Friday, March 27, 2009

New Regulations

According to an article by Veronica Salazar from USA TODAY, the cause of the economic meltdown can be traced back to big businesses making poor choices. The blog deals with an article concerning the regulations of stock markets, financing and high risk investments. Over the past months, the events concerning A.I.G’s bail-out and bonuses have led to the question, "Can we leave our financial well being to big corporations without oversights from the government?" The answer is clearly no. The article centers around the idea that regulations need to be in place as soon as possible to lessen the damage of future economy. Their failures threaten not only “their own viability but (also) the health of the financial system and the U.S. economy.” Without the help of the U.S government, these large businesses such as AIG would have gone under, with it the economy. However, these businesses cannot be left unregulated. She thinks that the ideas Treasury Secretary Timothy Geithner outlined Thursday represent a logical starting point.

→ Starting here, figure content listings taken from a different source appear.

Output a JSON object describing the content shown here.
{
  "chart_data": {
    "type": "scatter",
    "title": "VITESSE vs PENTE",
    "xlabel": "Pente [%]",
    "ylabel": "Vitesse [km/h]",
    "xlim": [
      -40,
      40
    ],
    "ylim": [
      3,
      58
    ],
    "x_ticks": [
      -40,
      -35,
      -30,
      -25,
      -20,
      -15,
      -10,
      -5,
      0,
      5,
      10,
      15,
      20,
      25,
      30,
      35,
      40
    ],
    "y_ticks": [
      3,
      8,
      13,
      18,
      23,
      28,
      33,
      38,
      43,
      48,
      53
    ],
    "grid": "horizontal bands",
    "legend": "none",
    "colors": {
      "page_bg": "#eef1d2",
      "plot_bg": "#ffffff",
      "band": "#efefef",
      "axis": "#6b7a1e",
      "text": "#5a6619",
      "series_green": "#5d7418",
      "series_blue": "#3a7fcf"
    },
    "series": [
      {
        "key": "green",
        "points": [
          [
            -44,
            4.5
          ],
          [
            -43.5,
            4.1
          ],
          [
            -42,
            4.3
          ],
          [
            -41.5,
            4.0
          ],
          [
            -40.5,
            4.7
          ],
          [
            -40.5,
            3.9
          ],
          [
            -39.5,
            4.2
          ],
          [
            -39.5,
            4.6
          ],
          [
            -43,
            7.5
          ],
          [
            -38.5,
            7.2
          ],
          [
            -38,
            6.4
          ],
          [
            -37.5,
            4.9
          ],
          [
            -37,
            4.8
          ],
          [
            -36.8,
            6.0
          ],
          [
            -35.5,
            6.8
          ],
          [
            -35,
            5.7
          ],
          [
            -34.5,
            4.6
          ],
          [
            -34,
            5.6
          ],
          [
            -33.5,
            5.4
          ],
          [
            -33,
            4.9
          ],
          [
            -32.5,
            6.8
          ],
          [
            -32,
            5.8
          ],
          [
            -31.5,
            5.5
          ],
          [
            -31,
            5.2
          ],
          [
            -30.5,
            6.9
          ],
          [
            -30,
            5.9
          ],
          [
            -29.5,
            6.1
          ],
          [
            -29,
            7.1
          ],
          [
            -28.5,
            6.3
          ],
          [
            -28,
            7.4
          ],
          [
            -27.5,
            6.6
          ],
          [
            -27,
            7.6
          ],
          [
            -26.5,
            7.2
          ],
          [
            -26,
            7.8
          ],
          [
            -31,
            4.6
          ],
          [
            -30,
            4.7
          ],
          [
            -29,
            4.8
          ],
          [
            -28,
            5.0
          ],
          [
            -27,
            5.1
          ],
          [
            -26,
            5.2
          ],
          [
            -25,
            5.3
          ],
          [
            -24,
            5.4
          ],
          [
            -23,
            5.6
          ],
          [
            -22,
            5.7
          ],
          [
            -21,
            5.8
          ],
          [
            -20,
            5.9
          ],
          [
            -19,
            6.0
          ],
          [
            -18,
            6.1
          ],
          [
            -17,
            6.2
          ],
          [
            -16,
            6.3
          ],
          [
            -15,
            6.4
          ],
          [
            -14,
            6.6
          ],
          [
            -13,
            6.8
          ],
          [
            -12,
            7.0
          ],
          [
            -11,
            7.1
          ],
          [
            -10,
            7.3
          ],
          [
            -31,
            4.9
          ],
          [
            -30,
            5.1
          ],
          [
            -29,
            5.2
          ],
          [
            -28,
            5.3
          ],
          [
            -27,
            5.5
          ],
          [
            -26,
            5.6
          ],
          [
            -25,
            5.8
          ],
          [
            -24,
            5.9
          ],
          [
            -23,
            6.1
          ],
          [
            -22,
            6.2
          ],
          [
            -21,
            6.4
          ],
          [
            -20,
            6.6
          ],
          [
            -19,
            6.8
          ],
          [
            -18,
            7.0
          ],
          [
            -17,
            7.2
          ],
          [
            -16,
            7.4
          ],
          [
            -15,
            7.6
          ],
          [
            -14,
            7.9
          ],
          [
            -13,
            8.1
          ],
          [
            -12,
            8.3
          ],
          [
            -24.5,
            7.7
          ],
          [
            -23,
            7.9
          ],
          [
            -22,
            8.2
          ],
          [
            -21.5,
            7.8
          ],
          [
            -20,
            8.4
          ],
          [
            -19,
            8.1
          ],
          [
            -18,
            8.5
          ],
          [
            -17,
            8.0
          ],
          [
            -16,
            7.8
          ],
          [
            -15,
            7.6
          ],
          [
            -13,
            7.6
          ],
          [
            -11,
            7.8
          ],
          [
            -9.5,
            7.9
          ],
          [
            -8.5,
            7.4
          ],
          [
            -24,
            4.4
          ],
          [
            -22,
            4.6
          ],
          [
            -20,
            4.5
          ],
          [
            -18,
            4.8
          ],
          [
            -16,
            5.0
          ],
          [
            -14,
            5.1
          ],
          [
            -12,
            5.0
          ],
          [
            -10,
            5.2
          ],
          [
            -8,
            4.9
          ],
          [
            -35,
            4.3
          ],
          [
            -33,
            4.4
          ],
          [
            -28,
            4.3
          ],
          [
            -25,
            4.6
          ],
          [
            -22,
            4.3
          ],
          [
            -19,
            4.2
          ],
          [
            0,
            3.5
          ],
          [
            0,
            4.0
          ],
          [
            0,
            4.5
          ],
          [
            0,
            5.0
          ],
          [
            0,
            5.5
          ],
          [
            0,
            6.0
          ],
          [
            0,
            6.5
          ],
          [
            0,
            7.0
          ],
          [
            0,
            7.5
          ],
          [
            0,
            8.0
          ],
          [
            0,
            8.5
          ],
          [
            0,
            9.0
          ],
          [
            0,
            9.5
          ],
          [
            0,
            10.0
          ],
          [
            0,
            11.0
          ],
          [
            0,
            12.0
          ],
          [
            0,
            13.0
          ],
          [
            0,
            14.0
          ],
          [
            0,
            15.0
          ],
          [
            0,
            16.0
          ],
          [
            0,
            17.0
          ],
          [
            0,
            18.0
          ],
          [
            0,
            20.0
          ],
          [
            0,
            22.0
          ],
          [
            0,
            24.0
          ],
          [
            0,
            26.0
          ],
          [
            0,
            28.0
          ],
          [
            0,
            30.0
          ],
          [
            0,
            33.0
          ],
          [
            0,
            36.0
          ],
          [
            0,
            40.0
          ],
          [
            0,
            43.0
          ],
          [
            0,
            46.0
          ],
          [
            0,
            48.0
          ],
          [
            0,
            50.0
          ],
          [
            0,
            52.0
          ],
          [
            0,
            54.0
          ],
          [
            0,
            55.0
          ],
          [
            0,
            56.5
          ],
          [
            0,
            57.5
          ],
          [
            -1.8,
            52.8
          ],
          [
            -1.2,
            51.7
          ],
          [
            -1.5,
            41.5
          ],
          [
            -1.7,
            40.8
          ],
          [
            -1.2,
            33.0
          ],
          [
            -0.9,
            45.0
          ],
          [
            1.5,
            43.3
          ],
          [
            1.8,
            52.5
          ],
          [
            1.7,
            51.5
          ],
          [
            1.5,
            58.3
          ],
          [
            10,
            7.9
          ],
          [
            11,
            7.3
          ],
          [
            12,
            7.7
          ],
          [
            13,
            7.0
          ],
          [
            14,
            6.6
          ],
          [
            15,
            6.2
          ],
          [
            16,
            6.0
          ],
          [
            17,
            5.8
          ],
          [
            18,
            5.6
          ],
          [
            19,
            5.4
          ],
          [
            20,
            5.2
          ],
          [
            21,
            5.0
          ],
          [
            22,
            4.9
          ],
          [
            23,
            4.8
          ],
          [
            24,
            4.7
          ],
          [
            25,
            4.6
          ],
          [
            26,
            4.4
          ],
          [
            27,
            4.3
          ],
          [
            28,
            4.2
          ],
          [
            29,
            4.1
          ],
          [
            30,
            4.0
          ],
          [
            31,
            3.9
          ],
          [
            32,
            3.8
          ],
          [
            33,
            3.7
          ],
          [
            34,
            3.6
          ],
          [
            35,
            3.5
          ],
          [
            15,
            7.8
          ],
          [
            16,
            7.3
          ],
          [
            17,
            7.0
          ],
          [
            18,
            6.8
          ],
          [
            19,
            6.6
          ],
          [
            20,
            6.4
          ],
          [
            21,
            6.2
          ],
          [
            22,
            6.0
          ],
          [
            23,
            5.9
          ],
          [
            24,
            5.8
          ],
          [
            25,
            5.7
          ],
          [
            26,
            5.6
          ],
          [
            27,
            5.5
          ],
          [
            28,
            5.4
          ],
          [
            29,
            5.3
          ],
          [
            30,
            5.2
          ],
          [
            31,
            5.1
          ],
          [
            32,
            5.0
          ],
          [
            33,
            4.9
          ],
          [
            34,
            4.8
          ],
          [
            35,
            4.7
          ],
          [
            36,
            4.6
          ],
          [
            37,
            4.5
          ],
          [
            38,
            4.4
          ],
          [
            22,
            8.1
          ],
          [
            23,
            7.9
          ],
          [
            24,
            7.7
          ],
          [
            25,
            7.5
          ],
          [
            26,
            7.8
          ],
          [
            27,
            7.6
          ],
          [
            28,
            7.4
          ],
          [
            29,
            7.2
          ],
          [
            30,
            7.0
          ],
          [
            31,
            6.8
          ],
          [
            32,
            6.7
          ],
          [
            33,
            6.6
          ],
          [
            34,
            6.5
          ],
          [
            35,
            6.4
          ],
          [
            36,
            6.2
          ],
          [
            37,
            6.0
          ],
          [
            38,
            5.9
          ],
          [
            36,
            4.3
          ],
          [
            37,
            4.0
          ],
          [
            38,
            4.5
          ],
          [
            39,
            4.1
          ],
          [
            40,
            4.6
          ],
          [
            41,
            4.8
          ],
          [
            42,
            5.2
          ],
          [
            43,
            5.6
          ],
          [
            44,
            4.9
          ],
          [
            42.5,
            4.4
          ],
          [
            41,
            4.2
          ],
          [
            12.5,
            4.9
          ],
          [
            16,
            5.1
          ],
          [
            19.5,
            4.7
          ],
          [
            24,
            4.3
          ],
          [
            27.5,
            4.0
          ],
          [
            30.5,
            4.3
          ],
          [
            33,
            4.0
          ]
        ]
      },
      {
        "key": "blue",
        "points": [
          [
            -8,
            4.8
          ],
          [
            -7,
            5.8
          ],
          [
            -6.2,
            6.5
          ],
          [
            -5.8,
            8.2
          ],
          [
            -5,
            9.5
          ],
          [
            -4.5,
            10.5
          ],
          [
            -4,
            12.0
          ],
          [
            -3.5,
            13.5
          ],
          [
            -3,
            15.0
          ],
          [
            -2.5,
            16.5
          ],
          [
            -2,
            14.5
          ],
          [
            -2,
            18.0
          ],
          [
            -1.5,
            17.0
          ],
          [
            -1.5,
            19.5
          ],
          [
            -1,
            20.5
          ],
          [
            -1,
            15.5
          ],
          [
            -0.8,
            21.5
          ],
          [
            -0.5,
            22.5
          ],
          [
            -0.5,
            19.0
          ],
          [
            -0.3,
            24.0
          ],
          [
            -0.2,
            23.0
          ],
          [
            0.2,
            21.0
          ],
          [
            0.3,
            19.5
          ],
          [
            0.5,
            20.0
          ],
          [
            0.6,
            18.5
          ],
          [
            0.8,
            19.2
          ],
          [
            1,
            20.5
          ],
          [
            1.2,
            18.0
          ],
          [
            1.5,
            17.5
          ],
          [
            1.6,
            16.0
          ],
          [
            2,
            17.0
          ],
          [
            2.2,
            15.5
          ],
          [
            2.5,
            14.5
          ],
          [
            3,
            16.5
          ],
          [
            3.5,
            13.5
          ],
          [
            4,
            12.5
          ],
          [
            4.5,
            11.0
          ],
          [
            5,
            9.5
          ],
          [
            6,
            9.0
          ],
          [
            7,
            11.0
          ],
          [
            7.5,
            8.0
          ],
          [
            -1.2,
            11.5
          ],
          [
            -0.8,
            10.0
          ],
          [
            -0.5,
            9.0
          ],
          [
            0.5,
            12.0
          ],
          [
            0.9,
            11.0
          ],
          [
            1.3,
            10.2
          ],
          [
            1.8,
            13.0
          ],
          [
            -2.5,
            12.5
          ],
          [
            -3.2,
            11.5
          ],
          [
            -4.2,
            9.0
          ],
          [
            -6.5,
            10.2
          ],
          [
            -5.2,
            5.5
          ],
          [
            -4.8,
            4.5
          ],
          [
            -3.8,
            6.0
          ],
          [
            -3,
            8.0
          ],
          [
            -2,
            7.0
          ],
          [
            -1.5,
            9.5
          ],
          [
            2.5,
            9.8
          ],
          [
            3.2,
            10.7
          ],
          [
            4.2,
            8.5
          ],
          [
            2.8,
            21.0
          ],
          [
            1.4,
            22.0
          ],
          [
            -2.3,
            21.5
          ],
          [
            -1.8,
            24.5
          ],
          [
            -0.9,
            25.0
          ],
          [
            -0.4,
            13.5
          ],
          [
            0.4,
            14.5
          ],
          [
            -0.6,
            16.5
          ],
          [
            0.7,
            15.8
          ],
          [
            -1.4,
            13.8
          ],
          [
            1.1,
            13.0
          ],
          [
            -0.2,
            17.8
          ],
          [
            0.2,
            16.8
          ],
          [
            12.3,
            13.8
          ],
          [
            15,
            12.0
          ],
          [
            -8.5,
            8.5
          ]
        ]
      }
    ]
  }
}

One, credit default swaps, a large and unsupervised market, must be regulated. They pose a threat in a highly interconnected market with “computerized global trading,” making debts’ credible backing unclear. This means large losses in times of economic downfall. “They're the chief reason taxpayers have put more than $180 billion into AIG.” Two, super-regulators should have “the same power to take over big non-bank financial institutions that the Federal Deposit Insurance Corp. now has to take over banks.” By taking out failing businesses, super regulators can help protect depositors and stabilize the economy. Three, hedge funds, “high-risk investment pools that remain largely unsupervised,” should be supervised more. “The hedge fund Long-Term Capital Management required a $3.6 billion bailout in 1998.” This shows that a company should not be given special treatment regardless of reputation or prestige. When they are borrowing money, a business must provide all necessary documents and evidence. Fourth, to prevent executives from burning down the house for quick profits, financial firms must pay their executives not for short-term performance, but for long-term profit. By doing this, shareholders-owners cut down excess spending and promote better performance.

The author clearly stresses the fact that if you're gambling with taxpayer money, you should accept reasonable limits on your business. The article also points out that If a corporation is too big to fail, it deserves to be broken up into much smaller banking corporations. I agree with that statement. We should have never let these banks get that big.